Perform feature selection and evaluation for each model. We sort all the features based on their *permutation importance* and then we evaluate all subsets of features including the N most important (varying the N from 1 to all):


In [None]:
# Iterate through models
for model in estimators:
    # Fit model
    model['model'].fit(X, y)

    # Calculate feature importance using permutation importance
    result = permutation_importance(
        model['model'], X, y,
        scoring='roc_auc',
        n_repeats=100,
        n_jobs=-1
    )

    # Convert to pandas Series for easier handling
    avg_fi = pd.Series(result.importances_mean, index=X.columns.tolist())

    # Evaluate different numbers of features
    auc_list = []
    for i in range(1, X.shape[1] + 1):
        # Select top i features
        X_best = X[avg_fi.nlargest(i).index]

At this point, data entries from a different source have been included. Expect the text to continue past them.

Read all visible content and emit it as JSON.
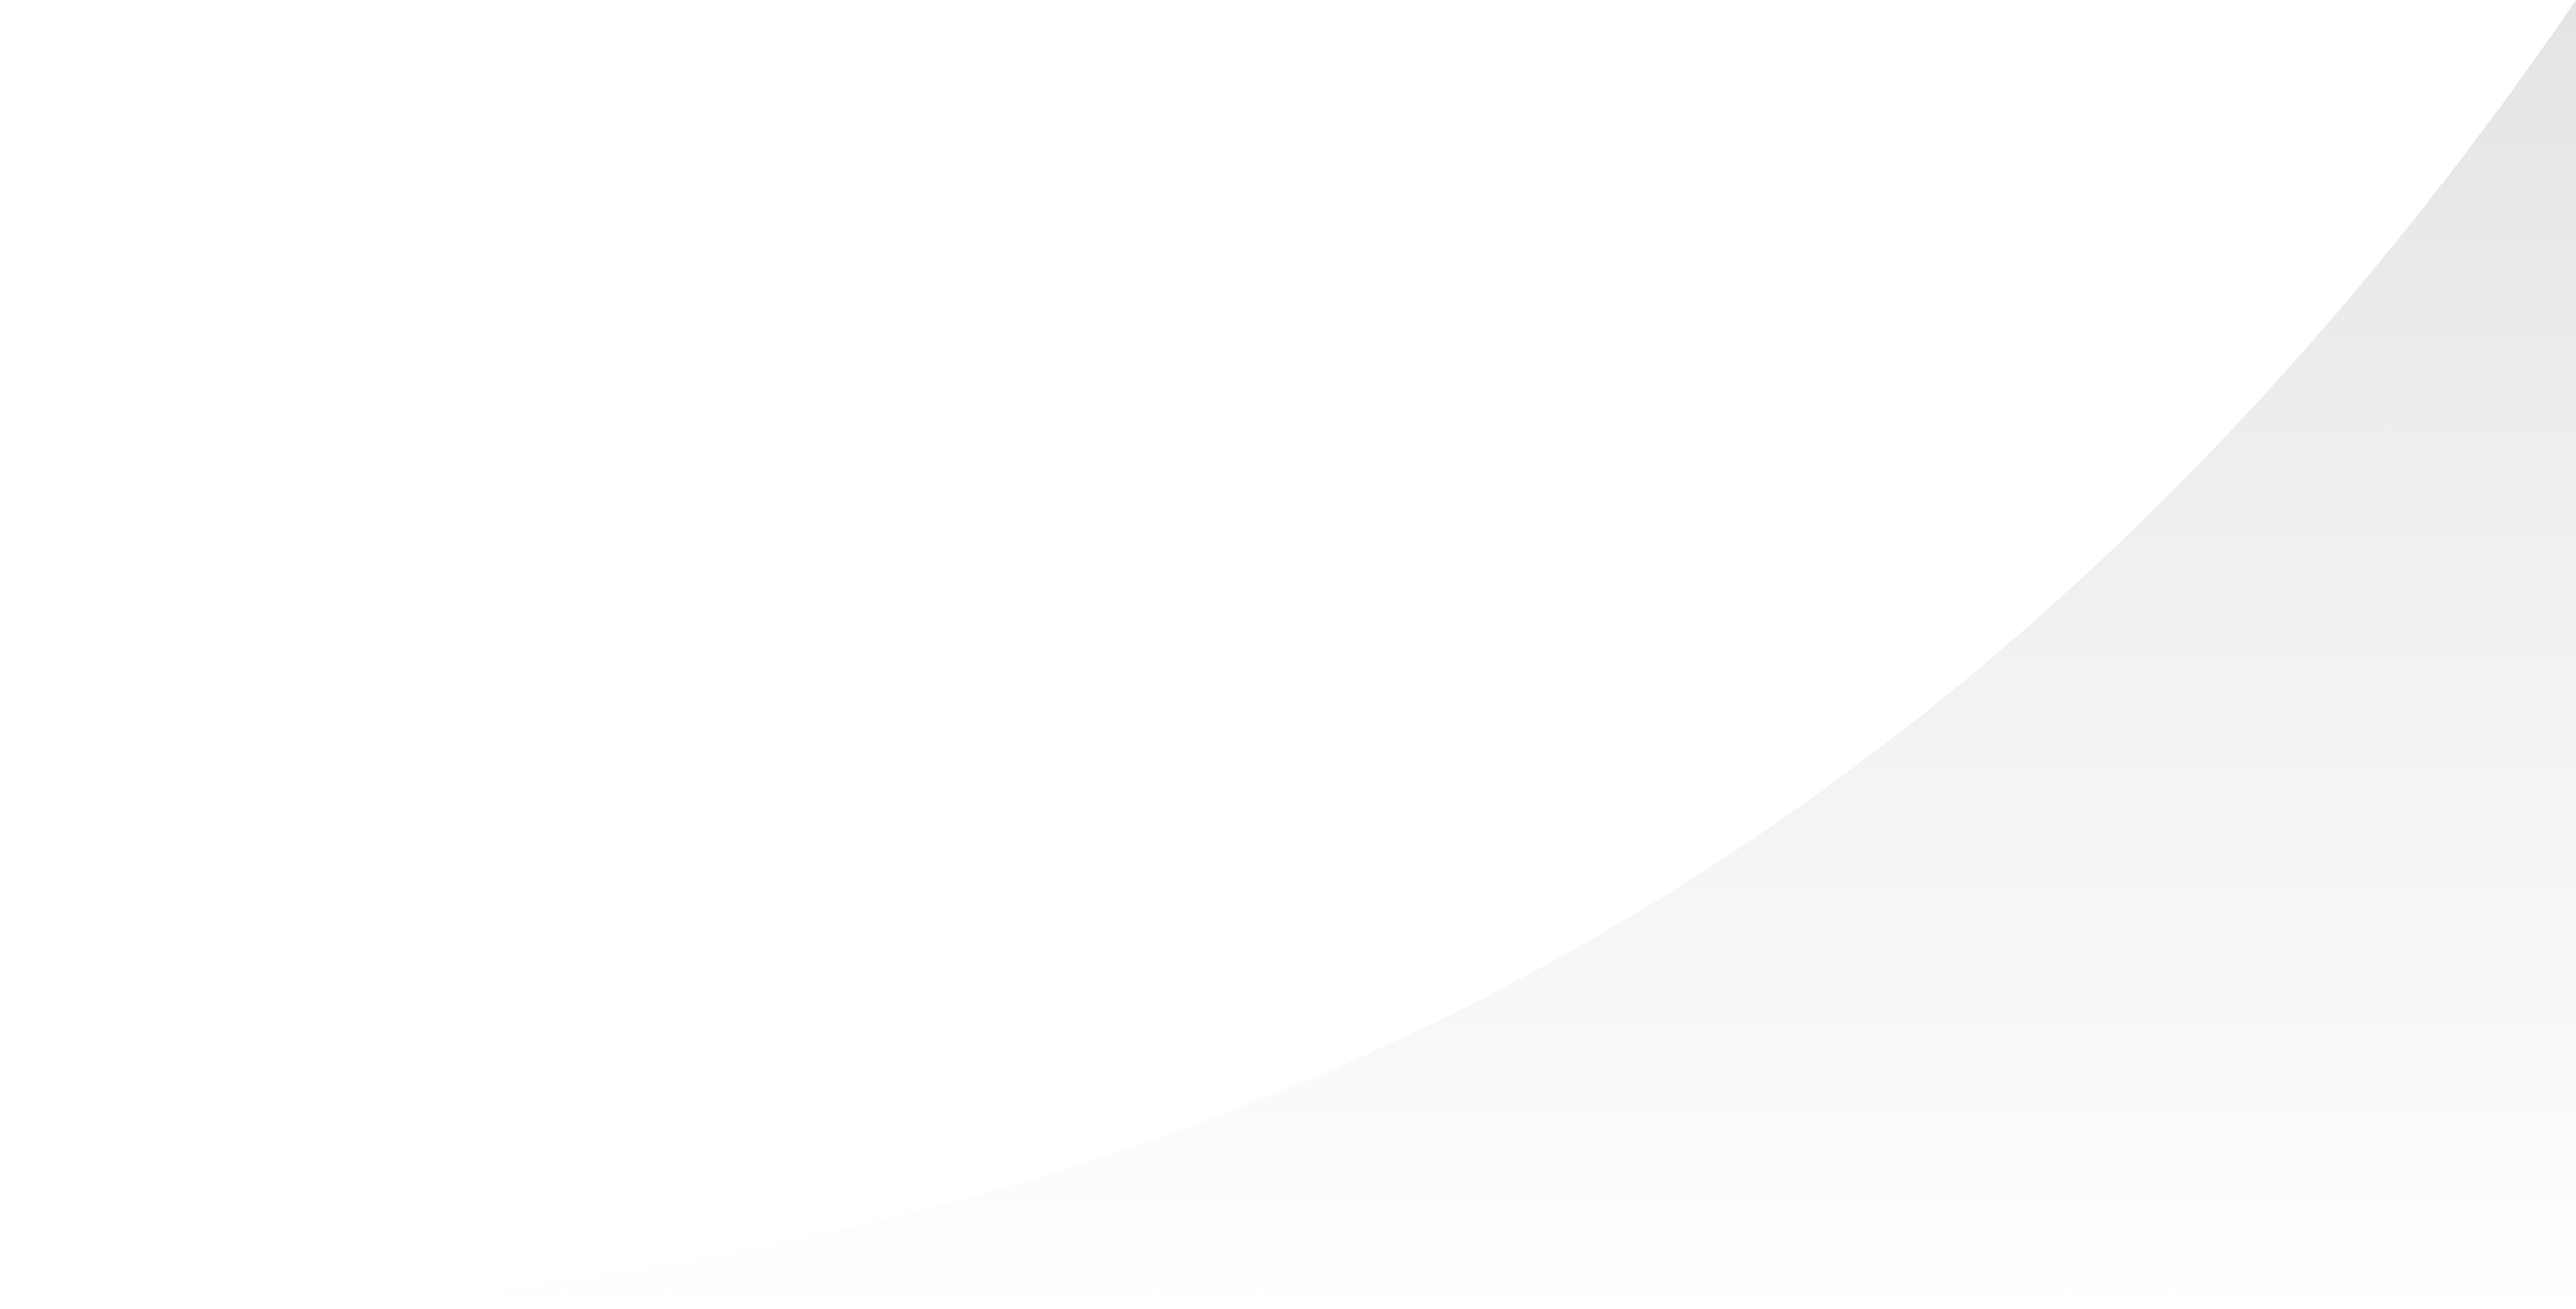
{
  "colors": {
    "background": "#ffffff",
    "gradient_top": "#e6e6e6",
    "gradient_mid": "#f3f3f3",
    "gradient_bottom": "#fefefe",
    "divider_line": "#ffffff"
  }
}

        # Get cross-validated predictions
        y_pred = cross_val_predict(
            model['model'], X_best, y,
            cv=logo.split(merged, groups=ids),
            n_jobs=-1
        )

        # Calculate and store AUC score
        auc_list.append(roc_auc_score(y, y_pred))

    # Print optimal number of features and corresponding AUC
    print(f"{model['name']}: {auc_list.index(max(auc_list)) + 1} features, "
          f"AUC = {max(auc_list):.3f}")

    # Save best features
    avg_fi.nlargest(auc_list.index(max(auc_list)) + 1).to_csv(
        f"results/best_features_{model['name']}.csv"
    )

    # Plot feature importances
    plot_feature_importances(
        avg_fi.sort_values(ascending=False).values,
        auc_list,
        model['name']
    )

## ROC Curve Generation

Finally, generate ROC curves for all models using only the optimal set of features:

In [None]:
# Create plot
fig, ax = plt.subplots()

# Generate ROC curves for each model
for model in estimators:
    # Load best features for this model
    best_features = pd.read_csv(
        f"results/best_features_{model['name']}.csv",
        index_col=0
    )

    # Select best features
    X_best = X[best_features.index]

    # Get probability predictions
    y_pred = cross_val_predict(
        model['model'], X_best, y,
        cv=logo.split(merged, groups=ids),
        n_jobs=-1,
        method='predict_proba'
    )

    # Plot ROC curve
    RocCurveDisplay.from_predictions(
        y,
        y_pred[:, 1],
        name=model['name'],
        ax=ax,
        alpha=0.8,
        plot_chance_level=(model['name'] == 'vr')
    )
    ax = plt.gca()

# Set labels
ax.set(
    xlabel="False Positive Rate",
    ylabel="True Positive Rate"
)

# Save plot
plt.savefig(f"results/roc_{'_'.join([model['name'] for model in estimators])}.png")